Jokosun Image de presentation
Auteur : Thomas PEDOT
Publiée : 28 nov. 2018
Mise à jour : 04 avr. 2024

Diaspora africaine : et si "Elle" changeait le capitalisme

Voilà ce que l'on appelle une tendance médiatique : quelque soit l’heureux élu ou prétendant, les comparaisons entre des places africaines et le moteur économique de la Californie vont bon-train. Plus globalement, c’est le continent africain dans son ensemble que l’on désigne comme la Silicon Valley de demain, structurée autour de grands pôles démographiques et économiques, tels Lagos ou Nairobi.

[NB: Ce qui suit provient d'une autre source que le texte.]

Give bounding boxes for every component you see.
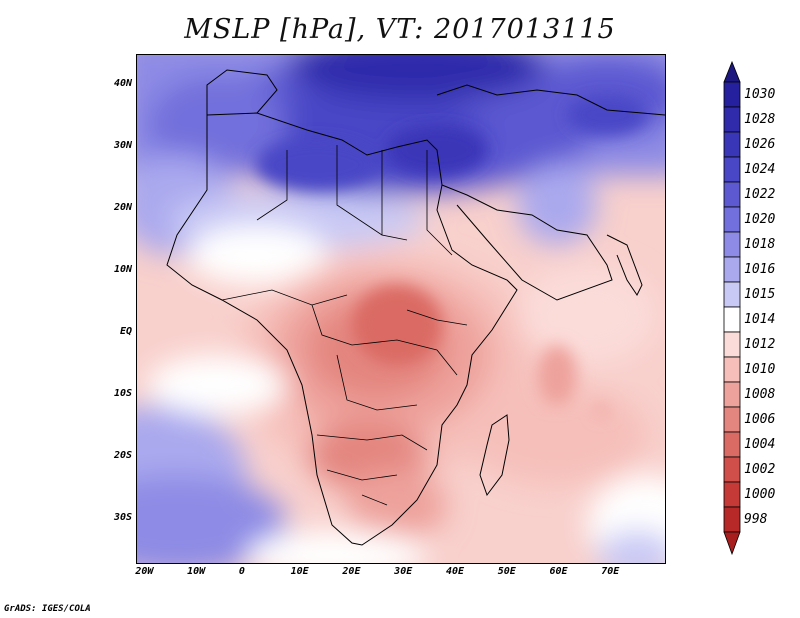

Le défi de l'Afrique face au modèle économique de la Silicon Valley

Au premier abord, il y a largement de quoi se réjouir. En effet, de telles comparaisons augurent une sorte de pas de géant des économies africaines, qui se propulseraient directement, sans étape transitoire, dans « l’économie de la connaissance ». En d’autres termes, passer de suite à des entreprises innovantes, à très forte valeur ajoutée, sans devoir supporter une ère industrielle difficile comme l’ont fait les Tigres et Dragons asiatiques pour financer leur développement à long terme. Jusque-là, tout semble aller pour le mieux.

Mais la comparaison est-elle pour autant pertinente ? Plus encore, ce calque du modèle américain est-il souhaitable pour l’Afrique ?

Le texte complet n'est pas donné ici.